In the morning we leave Kurt and Christel's house fully waterproof. Last Friday, Olivier's shoes were all wet after a day in the rain. He used neoprene overshoes, but by the end of the day everything was as wet as in a surf suit. This morning we packed our shoes with plastic bags in hopes of keeping them dry. Normally we use ponchos to bike in the rain, but the wind is so strong that the chute is blowing us off the road. Staying warm and dry is one of our main rules when traveling, but we don't know these conditions with so much rain either. Thus, the journey is again the training and we learn along the way.

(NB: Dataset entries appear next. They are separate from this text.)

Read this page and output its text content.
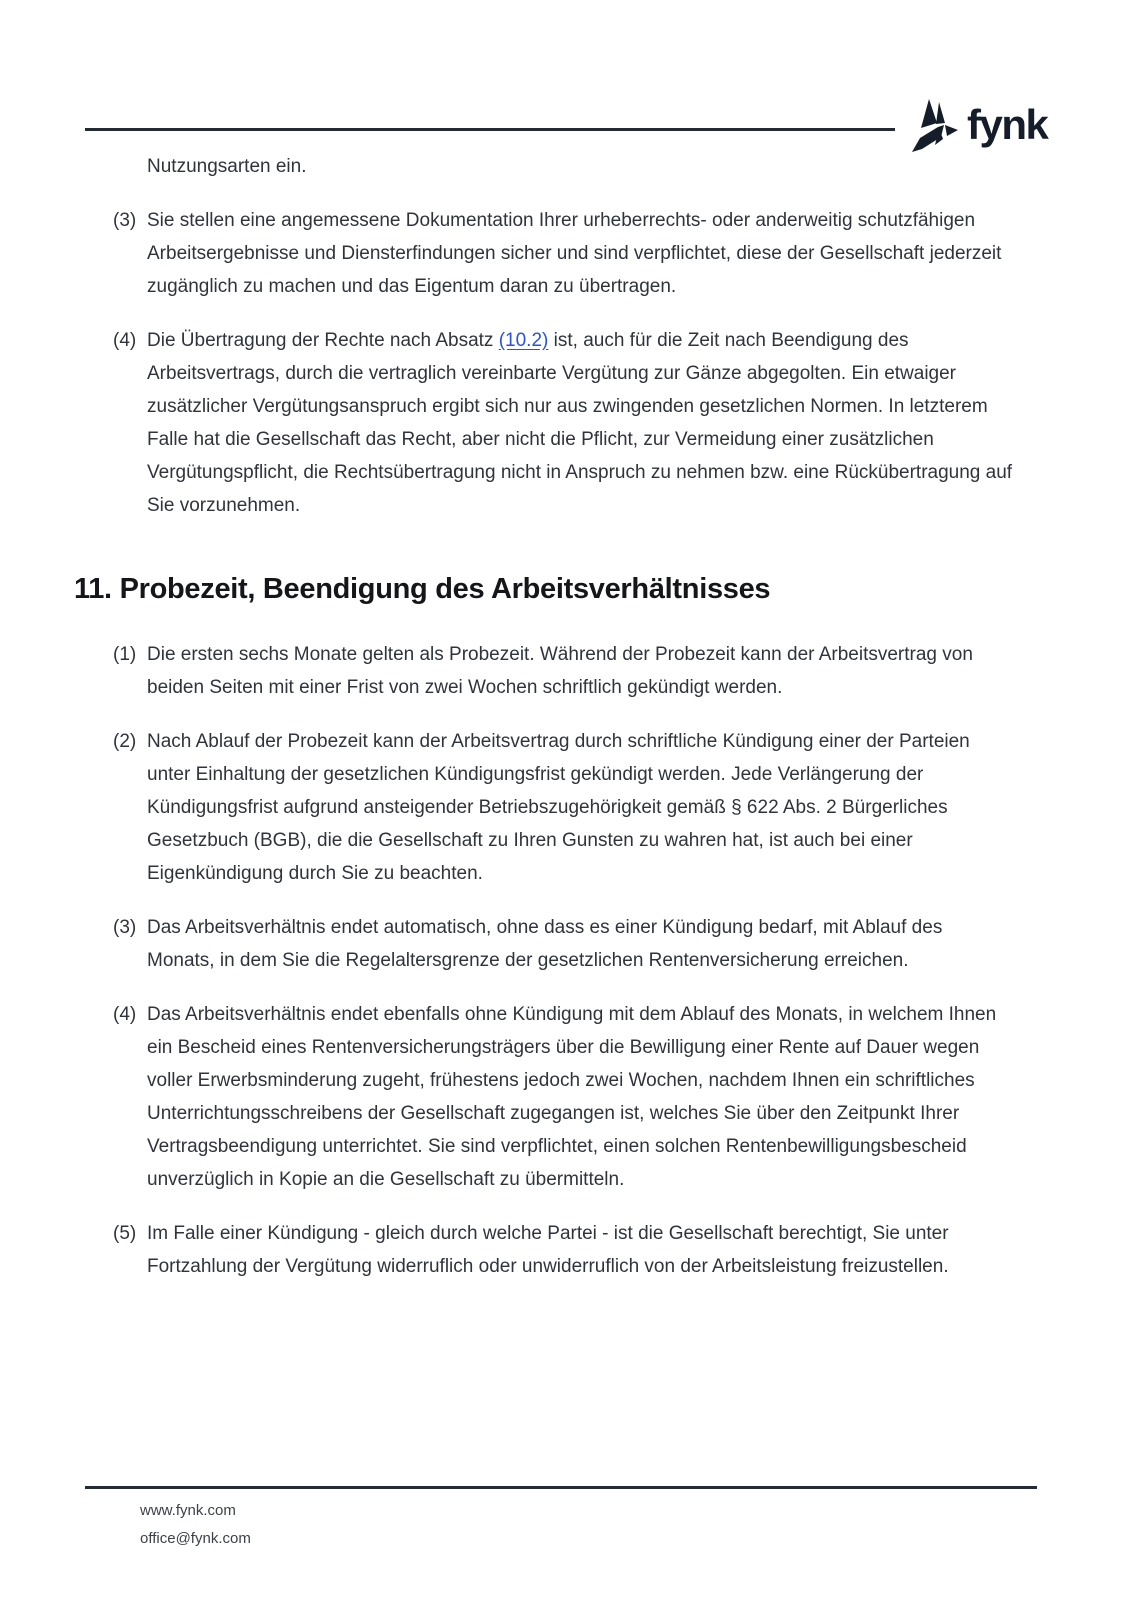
fynk

Nutzungsarten ein.

(3) Sie stellen eine angemessene Dokumentation Ihrer urheberrechts- oder anderweitig schutzfähigen Arbeitsergebnisse und Diensterfindungen sicher und sind verpflichtet, diese der Gesellschaft jederzeit zugänglich zu machen und das Eigentum daran zu übertragen.
(4) Die Übertragung der Rechte nach Absatz (10.2) ist, auch für die Zeit nach Beendigung des Arbeitsvertrags, durch die vertraglich vereinbarte Vergütung zur Gänze abgegolten. Ein etwaiger zusätzlicher Vergütungsanspruch ergibt sich nur aus zwingenden gesetzlichen Normen. In letzterem Falle hat die Gesellschaft das Recht, aber nicht die Pflicht, zur Vermeidung einer zusätzlichen Vergütungspflicht, die Rechtsübertragung nicht in Anspruch zu nehmen bzw. eine Rückübertragung auf Sie vorzunehmen.
11. Probezeit, Beendigung des Arbeitsverhältnisses
(1) Die ersten sechs Monate gelten als Probezeit. Während der Probezeit kann der Arbeitsvertrag von beiden Seiten mit einer Frist von zwei Wochen schriftlich gekündigt werden.
(2) Nach Ablauf der Probezeit kann der Arbeitsvertrag durch schriftliche Kündigung einer der Parteien unter Einhaltung der gesetzlichen Kündigungsfrist gekündigt werden. Jede Verlängerung der Kündigungsfrist aufgrund ansteigender Betriebszugehörigkeit gemäß § 622 Abs. 2 Bürgerliches Gesetzbuch (BGB), die die Gesellschaft zu Ihren Gunsten zu wahren hat, ist auch bei einer Eigenkündigung durch Sie zu beachten.
(3) Das Arbeitsverhältnis endet automatisch, ohne dass es einer Kündigung bedarf, mit Ablauf des Monats, in dem Sie die Regelaltersgrenze der gesetzlichen Rentenversicherung erreichen.
(4) Das Arbeitsverhältnis endet ebenfalls ohne Kündigung mit dem Ablauf des Monats, in welchem Ihnen ein Bescheid eines Rentenversicherungsträgers über die Bewilligung einer Rente auf Dauer wegen voller Erwerbsminderung zugeht, frühestens jedoch zwei Wochen, nachdem Ihnen ein schriftliches Unterrichtungsschreibens der Gesellschaft zugegangen ist, welches Sie über den Zeitpunkt Ihrer Vertragsbeendigung unterrichtet. Sie sind verpflichtet, einen solchen Rentenbewilligungsbescheid unverzüglich in Kopie an die Gesellschaft zu übermitteln.
(5) Im Falle einer Kündigung - gleich durch welche Partei - ist die Gesellschaft berechtigt, Sie unter Fortzahlung der Vergütung widerruflich oder unwiderruflich von der Arbeitsleistung freizustellen.
www.fynk.com
office@fynk.com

It is raining incessantly with alternating downpours and hailstorms. Just when we think we are the only fools outside, we see a group of men walking down the street. They are wearing yellow vests, some have a stick with a flag and they are shouting all kinds of things. From afar it looks like a demonstration, but as we get closer we see that they are taking turns throwing a large ball across the street. They appear to be playing road bowling. Four teams each have a one-pound ball and are trying to run a course as fast as possible. They try to roll the ball as far as they can on the asphalt, but when the ball goes off the asphalt, it's the next team's turn. We learn that they also play the sport in the Netherlands, especially in the eastern part of the country. There they call it Klootschieten, while the Germans call it Bosseln. We are amazed that they just play this on public roads and that they are also so brave to be outside in this weather.
At the end of the day our feet are still dry, but Olivier's old rain jacket is not 100% waterproof anymore. It rained so much that the water finds every pinhole. The last hail storm cooled us down completely and we are shivering from the cold. All the meadows and forests are under water, it is impossible to find a camping spot. For the first time in our journey we knock on the open door of a farm and ask if we can put up our tent in the barn. The woman invites us to sleep warmly inside and dry our things. She lives alone in the large farmhouse with her adopted son. The boy has the Fetal alcohol spectrum disorder because his real mother was a heavy alcohol addict. Edith tells how her heart broke when she saw him lying in the incubator, but otherwise speaks full of positivity about the turn of her life.
She tells a whole series of wonderful stories and shows all kinds of pictures. Edith stands up to show us how one day she told little Jens how to cross the street safely. She bends through her knees to get to the same height as Jens, looks once to the left, once to the right and then one last time to the left. "If there are no cars coming, you can cross safely." Since then, Jens has stood bent by his knees at the edge of the street before crossing. We enjoy Ediths' positivity. Having a child with a disability is incredibly hard on parents, but this woman made a conscious decision to adopt, and also made a very conscious decision to get all the joy out of it. "We were made for each other," she says sincerely.
A year and a half ago we took almost the same route to Scandinavia. A number of times we cycle along the exact same road where we skate with our rollerskis and carts. Now we find that Wahnsinn too. With all the rain, flooded roads and mud, we are happy to be on our bikes now. Most people who see us think otherwise. In Bremervörde we stay with Delphina and Thomas. They have built their own wooden house in Swedish style. Delphina takes a dip in the pond every morning and they do almost everything by bike. Still, Thomas thinks it's serious Sadomasochism what we do to ourselves. Of course all the rain is less nice than sunny winter days, but we can't change the weather, only our own attitude. Which is still super positive. Cheerfully, we continue to say each good day with the local greeting Moin. The origin of the word is not entirely clear. Some say it is an abbreviation of "tomorrow," others say it comes from Moi'n Dag. A great day, that's what we make of it every day!